Removing MAAS from a system is painful

Bug #1416027 reported by Raphaël Badin
6
This bug affects 1 person
Affects Status Importance Assigned to Milestone
maas (Ubuntu)
Invalid
Undecided
Unassigned

Bug Description

One would expect `sudo apt-get purge maas` (or something simple like that) to be enough to completely remove a MAAS installation from a system. But this doesn't work. Because of the structure of the different MAAS packages, one needs to remove a lot of packages to finally get rid of MAAS (maas-cluster-controller maas-region-controller python-django-maas, etc.)

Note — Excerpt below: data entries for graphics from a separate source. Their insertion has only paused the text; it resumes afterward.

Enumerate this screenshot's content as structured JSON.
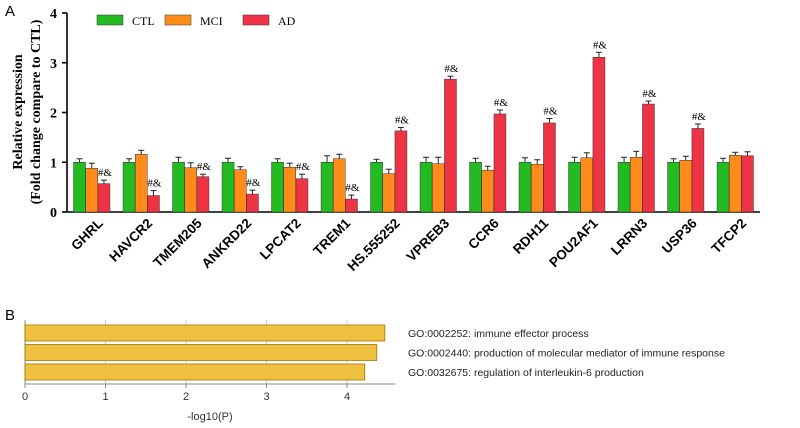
{
  "panel_labels": {
    "a": "A",
    "b": "B"
  },
  "colors": {
    "CTL": "#22bb22",
    "MCI": "#ff8c1a",
    "AD": "#ee3344",
    "go_bar": "#f0c040",
    "go_bar_edge": "#a07800"
  },
  "chart_data": [
    {
      "type": "bar",
      "panel": "A",
      "ylabel": "Relative expression",
      "ylabel2": "(Fold change compare to CTL)",
      "ylim": [
        0,
        4
      ],
      "yticks": [
        "0",
        "1",
        "2",
        "3",
        "4"
      ],
      "legend_position": "top-left",
      "categories": [
        "GHRL",
        "HAVCR2",
        "TMEM205",
        "ANKRD22",
        "LPCAT2",
        "TREM1",
        "HS.555252",
        "VPREB3",
        "CCR6",
        "RDH11",
        "POU2AF1",
        "LRRN3",
        "USP36",
        "TFCP2"
      ],
      "series": [
        {
          "name": "CTL",
          "values": [
            1.0,
            1.0,
            1.0,
            1.0,
            1.0,
            1.0,
            1.0,
            1.0,
            1.0,
            1.0,
            1.0,
            1.0,
            1.0,
            1.0
          ],
          "errors": [
            0.07,
            0.07,
            0.1,
            0.08,
            0.07,
            0.13,
            0.06,
            0.1,
            0.08,
            0.09,
            0.1,
            0.1,
            0.07,
            0.08
          ]
        },
        {
          "name": "MCI",
          "values": [
            0.88,
            1.16,
            0.89,
            0.85,
            0.9,
            1.07,
            0.77,
            0.97,
            0.84,
            0.96,
            1.09,
            1.1,
            1.04,
            1.14
          ],
          "errors": [
            0.1,
            0.08,
            0.1,
            0.06,
            0.08,
            0.09,
            0.09,
            0.13,
            0.08,
            0.09,
            0.1,
            0.12,
            0.08,
            0.06
          ]
        },
        {
          "name": "AD",
          "values": [
            0.57,
            0.33,
            0.71,
            0.36,
            0.67,
            0.26,
            1.63,
            2.67,
            1.97,
            1.79,
            3.11,
            2.17,
            1.68,
            1.13
          ],
          "errors": [
            0.07,
            0.1,
            0.05,
            0.08,
            0.09,
            0.08,
            0.07,
            0.06,
            0.08,
            0.09,
            0.1,
            0.06,
            0.09,
            0.08
          ]
        }
      ],
      "annotations": [
        "#&",
        "#&",
        "#&",
        "#&",
        "#&",
        "#&",
        "#&",
        "#&",
        "#&",
        "#&",
        "#&",
        "#&",
        "#&",
        ""
      ]
    },
    {
      "type": "bar",
      "panel": "B",
      "orientation": "horizontal",
      "xlabel": "-log10(P)",
      "xlim": [
        0,
        4.6
      ],
      "xticks": [
        "0",
        "1",
        "2",
        "3",
        "4"
      ],
      "grid": true,
      "categories": [
        "GO:0002252: immune effector process",
        "GO:0002440: production of molecular mediator of immune response",
        "GO:0032675: regulation of interleukin-6 production"
      ],
      "values": [
        4.47,
        4.37,
        4.22
      ]
    }
  ]
}
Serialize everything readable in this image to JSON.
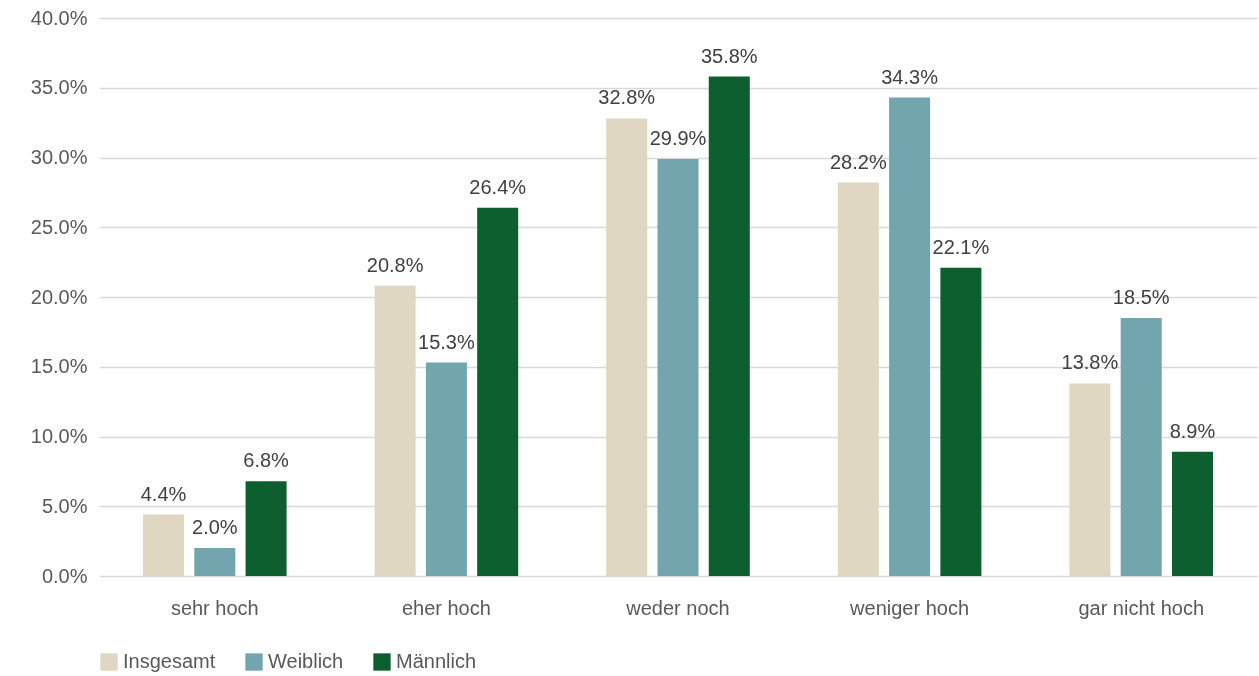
{
  "chart_data": {
    "type": "bar",
    "categories": [
      "sehr hoch",
      "eher hoch",
      "weder noch",
      "weniger hoch",
      "gar nicht hoch"
    ],
    "series": [
      {
        "name": "Insgesamt",
        "color": "#e0d7c3",
        "values": [
          4.4,
          20.8,
          32.8,
          28.2,
          13.8
        ],
        "value_labels": [
          "4.4%",
          "20.8%",
          "32.8%",
          "28.2%",
          "13.8%"
        ]
      },
      {
        "name": "Weiblich",
        "color": "#72a5ae",
        "values": [
          2.0,
          15.3,
          29.9,
          34.3,
          18.5
        ],
        "value_labels": [
          "2.0%",
          "15.3%",
          "29.9%",
          "34.3%",
          "18.5%"
        ]
      },
      {
        "name": "Männlich",
        "color": "#0d5f2f",
        "values": [
          6.8,
          26.4,
          35.8,
          22.1,
          8.9
        ],
        "value_labels": [
          "6.8%",
          "26.4%",
          "35.8%",
          "22.1%",
          "8.9%"
        ]
      }
    ],
    "ylim": [
      0,
      40
    ],
    "yticks": [
      {
        "value": 0,
        "label": "0.0%"
      },
      {
        "value": 5,
        "label": "5.0%"
      },
      {
        "value": 10,
        "label": "10.0%"
      },
      {
        "value": 15,
        "label": "15.0%"
      },
      {
        "value": 20,
        "label": "20.0%"
      },
      {
        "value": 25,
        "label": "25.0%"
      },
      {
        "value": 30,
        "label": "30.0%"
      },
      {
        "value": 35,
        "label": "35.0%"
      },
      {
        "value": 40,
        "label": "40.0%"
      }
    ],
    "grid": "y",
    "legend": "bottom"
  }
}
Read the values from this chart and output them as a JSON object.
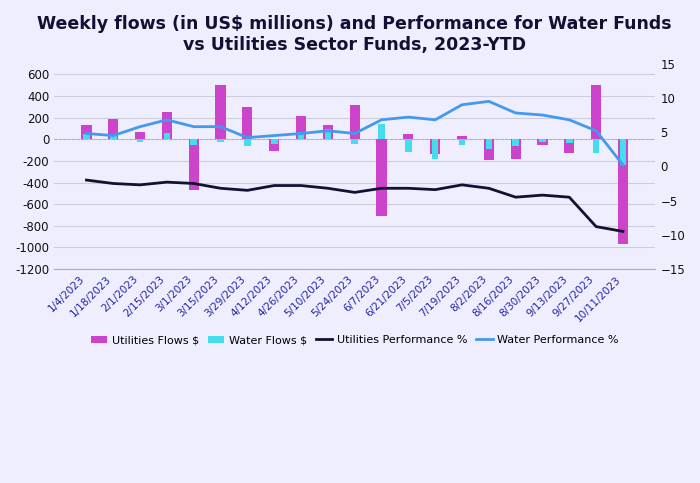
{
  "title": "Weekly flows (in US$ millions) and Performance for Water Funds\nvs Utilities Sector Funds, 2023-YTD",
  "x_labels": [
    "1/4/2023",
    "1/18/2023",
    "2/1/2023",
    "2/15/2023",
    "3/1/2023",
    "3/15/2023",
    "3/29/2023",
    "4/12/2023",
    "4/26/2023",
    "5/10/2023",
    "5/24/2023",
    "6/7/2023",
    "6/21/2023",
    "7/5/2023",
    "7/19/2023",
    "8/2/2023",
    "8/16/2023",
    "8/30/2023",
    "9/13/2023",
    "9/27/2023",
    "10/11/2023"
  ],
  "utilities_flows": [
    130,
    185,
    65,
    250,
    -470,
    500,
    295,
    -105,
    220,
    135,
    320,
    -710,
    45,
    -140,
    30,
    -190,
    -185,
    -55,
    -125,
    500,
    -970
  ],
  "water_flows": [
    45,
    30,
    -25,
    55,
    -55,
    -25,
    -65,
    -45,
    70,
    95,
    -45,
    145,
    -115,
    -180,
    -55,
    -90,
    -60,
    -25,
    -30,
    -125,
    -240
  ],
  "utilities_perf": [
    -2.0,
    -2.5,
    -2.7,
    -2.3,
    -2.5,
    -3.2,
    -3.5,
    -2.8,
    -2.8,
    -3.2,
    -3.8,
    -3.2,
    -3.2,
    -3.4,
    -2.7,
    -3.2,
    -4.5,
    -4.2,
    -4.5,
    -8.8,
    -9.5
  ],
  "water_perf": [
    4.8,
    4.5,
    5.8,
    6.8,
    5.8,
    5.8,
    4.2,
    4.5,
    4.8,
    5.2,
    4.8,
    6.8,
    7.2,
    6.8,
    9.0,
    9.5,
    7.8,
    7.5,
    6.8,
    5.2,
    0.2
  ],
  "utilities_bar_color": "#cc44cc",
  "water_bar_color": "#44ddee",
  "utilities_line_color": "#111133",
  "water_line_color": "#4499ee",
  "background_color": "#eeeeff",
  "grid_color": "#ccccdd",
  "left_ylim": [
    -1200,
    700
  ],
  "left_yticks": [
    -1200,
    -1000,
    -800,
    -600,
    -400,
    -200,
    0,
    200,
    400,
    600
  ],
  "right_ylim": [
    -15,
    15
  ],
  "right_yticks": [
    -15,
    -10,
    -5,
    0,
    5,
    10,
    15
  ],
  "title_fontsize": 12.5,
  "tick_fontsize": 7.5
}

Revision history for this message
Andres Rodriguez (andreserl) wrote :

Hi Raphael,

This is how APT work. If you want to remove the dependencies that were automatically installed by 'maas;, you need to:

sudo apt-get autoremove --purge

Otherwise, when you purge a package, the dependencies it installed ar market candidate for removal, but they are not removed automatically.

Marking this bug invalid.

Changed in maas (Ubuntu):
status: New → Invalid
Revision history for this message
Andres Rodriguez (andreserl) wrote :

roaksoax@unleashed:~$ sudo apt-get remove --purge maas
[sudo] password for roaksoax:
Reading package lists... Done
Building dependency tree
Reading state information... Done
The following packages were automatically installed and are no longer required:
  dbconfig-common libecap2 maas-cli maas-cluster-controller maas-common
  maas-dhcp maas-dns maas-proxy maas-region-controller
  maas-region-controller-min postgresql python-django-maas python-iscpy
  python-maas-client python-maas-provisioningserver squid-langpack squid3
  squid3-common
Use 'apt-get autoremove' to remove them.

Revision history for this message
Raphaël Badin (rvb) wrote :

> This is how APT work. If you want to remove the dependencies that were automatically installed by 'maas;, you need to: `sudo apt-get autoremove --purge`

Well, I understand your point but you'll admit that it's strange to do this:
`sudo apt-get purge maas`
And after that, to still have MAAS fully installed!

I mean, it's okay when a package leaves some libraries installed behind once removed (and I understand it's how API works) but in MAAS' case the *entire service* (region, cluster) is still installed and running after you uninstall the `maas` package. It's really counter-intuitive.